Provenance : Collection privée, New York, avant 1996.
- William Doyle Galleries, New York, European & American Paintings & Sculpture, 6 Novembre 1996, lot 13. Couverture illustrée (détail en couleur) et fig. 13 (en couleur).
- Patrick Offenstadt, Jean Béraud. 1849-1935. La Belle Époque, une époque rêvée. Catalogue raisonné, Cologne, 1999, p. 172-173, 176 fig. 193 (reproduction en couleur), 177, n° 193.
Jean Béraud est né à Saint-Pétersbourg où son père travaillait comme sculpteur, probablement pour la décoration de la cathédrale St. Isaac. Revenu à Paris en 1853, il fait son apprentissage chez le portraitiste Léon Bonnat, mais se détourne rapidement des compositions idéalisées de son maître pour dépeindre de façon réaliste la vie quotidienne parisienne. A partir de 1873, il commence à exposer régulièrement au Salon et connait rapidement un succès commercial, associé à l’approbation de la critique. Peintes avec précision ainsi qu’avec un œil averti, ses illustrations de la vie parisienne étaient appréciées d’un public raffiné et sophistiqué.
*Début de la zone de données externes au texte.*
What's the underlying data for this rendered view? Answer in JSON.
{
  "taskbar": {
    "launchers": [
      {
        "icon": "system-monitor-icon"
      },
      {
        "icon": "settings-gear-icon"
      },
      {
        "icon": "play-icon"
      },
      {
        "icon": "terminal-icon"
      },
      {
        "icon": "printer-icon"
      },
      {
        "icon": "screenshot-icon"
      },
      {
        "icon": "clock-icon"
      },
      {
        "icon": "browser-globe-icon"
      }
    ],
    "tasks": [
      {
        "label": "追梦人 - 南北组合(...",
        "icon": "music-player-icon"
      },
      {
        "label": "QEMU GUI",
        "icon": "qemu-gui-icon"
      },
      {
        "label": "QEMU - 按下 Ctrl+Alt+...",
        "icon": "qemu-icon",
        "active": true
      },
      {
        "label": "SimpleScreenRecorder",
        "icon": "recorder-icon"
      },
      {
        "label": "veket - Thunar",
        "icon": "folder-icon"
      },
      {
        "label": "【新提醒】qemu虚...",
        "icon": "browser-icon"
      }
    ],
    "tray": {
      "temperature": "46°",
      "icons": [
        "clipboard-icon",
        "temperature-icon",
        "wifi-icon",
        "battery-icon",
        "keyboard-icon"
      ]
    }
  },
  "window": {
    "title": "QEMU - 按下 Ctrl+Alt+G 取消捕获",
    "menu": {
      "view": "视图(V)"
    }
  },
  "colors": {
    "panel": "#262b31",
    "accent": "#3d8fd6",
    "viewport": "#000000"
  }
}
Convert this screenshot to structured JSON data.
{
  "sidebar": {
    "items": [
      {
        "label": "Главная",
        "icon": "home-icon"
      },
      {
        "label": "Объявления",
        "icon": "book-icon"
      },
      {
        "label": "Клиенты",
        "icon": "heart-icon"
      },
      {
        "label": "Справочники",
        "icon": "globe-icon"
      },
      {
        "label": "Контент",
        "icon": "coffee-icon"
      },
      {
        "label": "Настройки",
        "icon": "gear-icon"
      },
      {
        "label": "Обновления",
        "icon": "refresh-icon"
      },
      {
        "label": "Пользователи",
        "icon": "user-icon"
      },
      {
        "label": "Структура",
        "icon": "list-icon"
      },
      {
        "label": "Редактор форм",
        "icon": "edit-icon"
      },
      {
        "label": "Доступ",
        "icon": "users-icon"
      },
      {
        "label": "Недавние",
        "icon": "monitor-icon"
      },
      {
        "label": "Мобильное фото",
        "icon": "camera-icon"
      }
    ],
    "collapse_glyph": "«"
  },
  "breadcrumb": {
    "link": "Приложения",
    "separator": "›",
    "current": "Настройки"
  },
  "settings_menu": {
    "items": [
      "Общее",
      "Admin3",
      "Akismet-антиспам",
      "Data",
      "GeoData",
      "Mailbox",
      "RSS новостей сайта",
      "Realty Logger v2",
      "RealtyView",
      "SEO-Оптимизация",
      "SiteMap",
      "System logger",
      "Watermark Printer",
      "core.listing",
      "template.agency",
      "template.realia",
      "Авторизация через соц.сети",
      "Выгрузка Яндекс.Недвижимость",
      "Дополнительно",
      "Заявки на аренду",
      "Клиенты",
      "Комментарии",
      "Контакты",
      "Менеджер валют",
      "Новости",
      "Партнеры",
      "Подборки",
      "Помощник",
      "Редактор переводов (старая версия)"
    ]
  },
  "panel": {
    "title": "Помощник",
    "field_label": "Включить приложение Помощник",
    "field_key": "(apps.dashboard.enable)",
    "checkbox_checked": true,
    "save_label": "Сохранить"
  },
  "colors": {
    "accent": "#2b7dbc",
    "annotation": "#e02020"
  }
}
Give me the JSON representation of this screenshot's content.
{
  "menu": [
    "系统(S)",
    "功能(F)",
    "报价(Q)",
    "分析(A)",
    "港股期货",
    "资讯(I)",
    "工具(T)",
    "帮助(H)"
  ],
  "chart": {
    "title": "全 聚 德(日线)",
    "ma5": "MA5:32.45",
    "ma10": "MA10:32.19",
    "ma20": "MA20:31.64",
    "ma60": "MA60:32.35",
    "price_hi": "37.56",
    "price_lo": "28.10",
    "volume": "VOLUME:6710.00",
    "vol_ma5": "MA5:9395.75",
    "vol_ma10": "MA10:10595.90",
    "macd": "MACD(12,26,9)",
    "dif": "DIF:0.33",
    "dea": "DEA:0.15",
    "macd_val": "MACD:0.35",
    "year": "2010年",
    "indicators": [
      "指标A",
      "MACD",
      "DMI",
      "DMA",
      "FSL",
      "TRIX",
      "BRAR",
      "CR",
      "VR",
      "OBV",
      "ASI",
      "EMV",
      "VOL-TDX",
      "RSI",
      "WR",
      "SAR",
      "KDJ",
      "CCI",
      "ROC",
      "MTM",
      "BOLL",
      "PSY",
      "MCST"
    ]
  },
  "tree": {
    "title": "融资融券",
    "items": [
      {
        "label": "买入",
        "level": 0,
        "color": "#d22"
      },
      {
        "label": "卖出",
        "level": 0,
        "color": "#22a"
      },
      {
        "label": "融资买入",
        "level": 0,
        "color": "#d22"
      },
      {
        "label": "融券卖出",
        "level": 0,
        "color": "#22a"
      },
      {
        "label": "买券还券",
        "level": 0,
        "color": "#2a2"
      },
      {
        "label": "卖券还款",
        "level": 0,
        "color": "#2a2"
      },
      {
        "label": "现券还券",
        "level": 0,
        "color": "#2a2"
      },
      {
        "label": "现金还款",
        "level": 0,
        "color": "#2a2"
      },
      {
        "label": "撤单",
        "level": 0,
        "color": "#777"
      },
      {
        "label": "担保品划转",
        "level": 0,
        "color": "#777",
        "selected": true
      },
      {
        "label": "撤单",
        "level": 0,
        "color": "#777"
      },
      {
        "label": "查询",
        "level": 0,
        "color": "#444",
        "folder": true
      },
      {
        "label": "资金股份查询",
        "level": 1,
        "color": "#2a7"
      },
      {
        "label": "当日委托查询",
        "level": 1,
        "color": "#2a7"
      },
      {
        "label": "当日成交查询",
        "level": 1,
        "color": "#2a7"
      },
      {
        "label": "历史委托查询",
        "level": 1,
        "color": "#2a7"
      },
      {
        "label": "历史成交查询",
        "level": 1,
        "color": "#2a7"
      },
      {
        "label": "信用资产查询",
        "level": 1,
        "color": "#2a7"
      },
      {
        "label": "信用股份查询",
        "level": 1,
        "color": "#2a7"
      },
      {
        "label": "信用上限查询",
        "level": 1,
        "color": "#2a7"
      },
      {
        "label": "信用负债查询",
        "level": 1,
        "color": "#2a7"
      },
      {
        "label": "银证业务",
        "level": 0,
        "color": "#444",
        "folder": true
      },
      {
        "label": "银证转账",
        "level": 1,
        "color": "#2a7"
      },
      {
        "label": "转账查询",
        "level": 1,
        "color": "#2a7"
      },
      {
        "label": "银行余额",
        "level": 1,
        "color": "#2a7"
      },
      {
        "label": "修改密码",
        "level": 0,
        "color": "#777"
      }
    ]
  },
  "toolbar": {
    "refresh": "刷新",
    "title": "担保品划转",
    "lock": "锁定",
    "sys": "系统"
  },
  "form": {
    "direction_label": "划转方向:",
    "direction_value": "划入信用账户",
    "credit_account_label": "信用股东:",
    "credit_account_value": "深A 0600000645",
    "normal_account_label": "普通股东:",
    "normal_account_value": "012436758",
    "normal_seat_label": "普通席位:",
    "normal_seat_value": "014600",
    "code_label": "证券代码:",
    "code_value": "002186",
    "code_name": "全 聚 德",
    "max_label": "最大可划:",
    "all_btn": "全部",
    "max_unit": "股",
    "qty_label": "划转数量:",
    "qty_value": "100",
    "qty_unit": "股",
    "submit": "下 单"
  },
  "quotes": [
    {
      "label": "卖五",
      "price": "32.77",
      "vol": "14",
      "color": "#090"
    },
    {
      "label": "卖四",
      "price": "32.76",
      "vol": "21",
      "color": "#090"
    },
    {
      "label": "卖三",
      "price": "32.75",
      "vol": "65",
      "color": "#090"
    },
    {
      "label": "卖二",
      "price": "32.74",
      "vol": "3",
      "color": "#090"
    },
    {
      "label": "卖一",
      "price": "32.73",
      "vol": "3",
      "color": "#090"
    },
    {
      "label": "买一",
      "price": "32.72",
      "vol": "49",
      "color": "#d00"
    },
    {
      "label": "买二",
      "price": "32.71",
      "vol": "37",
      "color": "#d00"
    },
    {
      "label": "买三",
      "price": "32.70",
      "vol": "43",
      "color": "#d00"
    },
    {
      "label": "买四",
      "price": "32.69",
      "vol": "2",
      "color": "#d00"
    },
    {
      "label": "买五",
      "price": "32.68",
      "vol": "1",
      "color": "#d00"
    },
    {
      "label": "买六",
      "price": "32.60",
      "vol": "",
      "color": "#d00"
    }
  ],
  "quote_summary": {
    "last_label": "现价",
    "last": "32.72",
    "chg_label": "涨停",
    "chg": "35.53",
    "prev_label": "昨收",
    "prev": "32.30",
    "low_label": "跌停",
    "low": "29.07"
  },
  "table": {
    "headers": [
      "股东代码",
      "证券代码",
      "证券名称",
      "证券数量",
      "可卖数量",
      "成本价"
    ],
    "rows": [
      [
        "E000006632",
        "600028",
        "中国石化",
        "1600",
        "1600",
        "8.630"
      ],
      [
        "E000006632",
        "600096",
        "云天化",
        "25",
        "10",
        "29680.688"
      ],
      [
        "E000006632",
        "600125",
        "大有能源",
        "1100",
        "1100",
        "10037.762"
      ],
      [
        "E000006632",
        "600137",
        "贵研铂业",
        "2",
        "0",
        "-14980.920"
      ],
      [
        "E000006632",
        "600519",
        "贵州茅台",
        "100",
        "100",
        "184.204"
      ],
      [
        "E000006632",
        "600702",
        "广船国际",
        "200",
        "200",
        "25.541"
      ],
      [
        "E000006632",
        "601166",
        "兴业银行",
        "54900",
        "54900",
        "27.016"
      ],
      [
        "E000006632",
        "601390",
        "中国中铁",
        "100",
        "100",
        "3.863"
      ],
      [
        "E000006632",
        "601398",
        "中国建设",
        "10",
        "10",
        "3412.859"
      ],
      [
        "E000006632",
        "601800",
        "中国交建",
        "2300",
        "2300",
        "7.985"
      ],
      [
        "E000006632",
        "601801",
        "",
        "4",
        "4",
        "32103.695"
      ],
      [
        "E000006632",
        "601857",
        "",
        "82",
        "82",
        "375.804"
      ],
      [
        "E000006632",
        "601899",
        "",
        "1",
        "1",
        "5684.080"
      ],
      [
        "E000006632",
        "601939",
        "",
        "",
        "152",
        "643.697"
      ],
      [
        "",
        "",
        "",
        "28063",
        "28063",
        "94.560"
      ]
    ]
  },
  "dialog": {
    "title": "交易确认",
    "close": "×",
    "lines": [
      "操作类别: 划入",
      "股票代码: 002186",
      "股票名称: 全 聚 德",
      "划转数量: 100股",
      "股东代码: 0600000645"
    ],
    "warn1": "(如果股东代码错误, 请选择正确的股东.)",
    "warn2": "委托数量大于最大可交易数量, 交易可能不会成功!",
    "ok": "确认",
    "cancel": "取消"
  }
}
Cette oeuvre montre précisément à quel point Jean Béraud appliquait une technique artistique moderne et novatrice, associée à un thème et à une composition dans la lignée de la tradition académique, ce qui lui valut le soutien de Charles Baudelaire qui le décrivait alors comme le « Champion de l’héroïsme de vie moderne ».
Cette Scène de bal témoigne d’un traitement hardi de la lumière artificielle, qui ne manqua pas de susciter l’admiration des critiques d’art lorsque Béraud exposa sa première scène de bal au Salon de 1878. L’un deux souligna qu’ « il est moins difficile de traiter tel ou tel sujet de concours pour le prix de Rome que de peindre dans un salon, sous la lumière des lustres et des bougies, un groupe d’élégants en habit noir et de jeunes femmes en toilette de bal. On doit supposer la chose malaisée, puisque nul n’a su y réussir. Il y faut évidemment beaucoup d’esprit et une parfaite science du clair-obscur » (Paul Mantz, « Le Salon », Le Temps, 11 juillet 1878, p. 2).
Pas moins d’une quinzaine de sources de lumière artificielle éclaire la salle de bal et le fumoir de cet hôtel particulier de la belle époque parisienne. Les paires de lampes au gaz scintillent dans chaque costume et se reflètent dans les larges miroirs, qui renvoient également la lumière des chandeliers. Béraud ironisait en disant qu’il peignait « en plein gaz » plutôt qu’ « en plein air », remarquant que la lumière artificielle permet « surtout de simplifier et d’unifier les couleurs. […] dans les scènes qui se passent entre les murs d’un salon, la grande lumière des lampes et des lustres produit un effet absolument distinct des tableaux diurnes, l’absence à peu près complète d’ombres régulières. La multiplication des foyers, dans la vie du soir, pour les tableaux de la vie élégante supprime complètement ces oppositions violentes qui avaient jusqu’à nos jours éloigné les peintres de la reproduction de ces mœurs . » (Lettre de Béraud à un expéditeur inconnu, Fondation Custodia, Collection F. Lugt, Paris).
« Ces mœurs » correspondaient à la vie sociale d’un Paris nocturne qui fascinait l’artiste. Ce dernier se fait ainsi le discret observateur d’une haute société éblouissante ou au contraire d’un quotidien plus populaire. Béraud aime particulièrement dépeindre les activités en marge du spectacle plutôt que le spectacle lui-même. Aussi cette composition place-t-elle l’artiste et le spectateur dans un coin du fumoir, d’où nous pouvons observer les hommes qui ont quitté la salle de bal afin de se détendre dans un espace plus intime. Leurs poses détendues et leurs conversations animées contrastent avec la formalité guindée entrevue dans la salle de bal, vers laquelle le regard du spectateur est attiré par celui d’un autre observateur, l’homme qui se tient dans l’encadrement de la porte. La division de l’espace et l’opposition des couleurs recherchées par l’artiste témoigne enfin de sa volonté d’évoquer de manière ironique les différentes préoccupations des invités.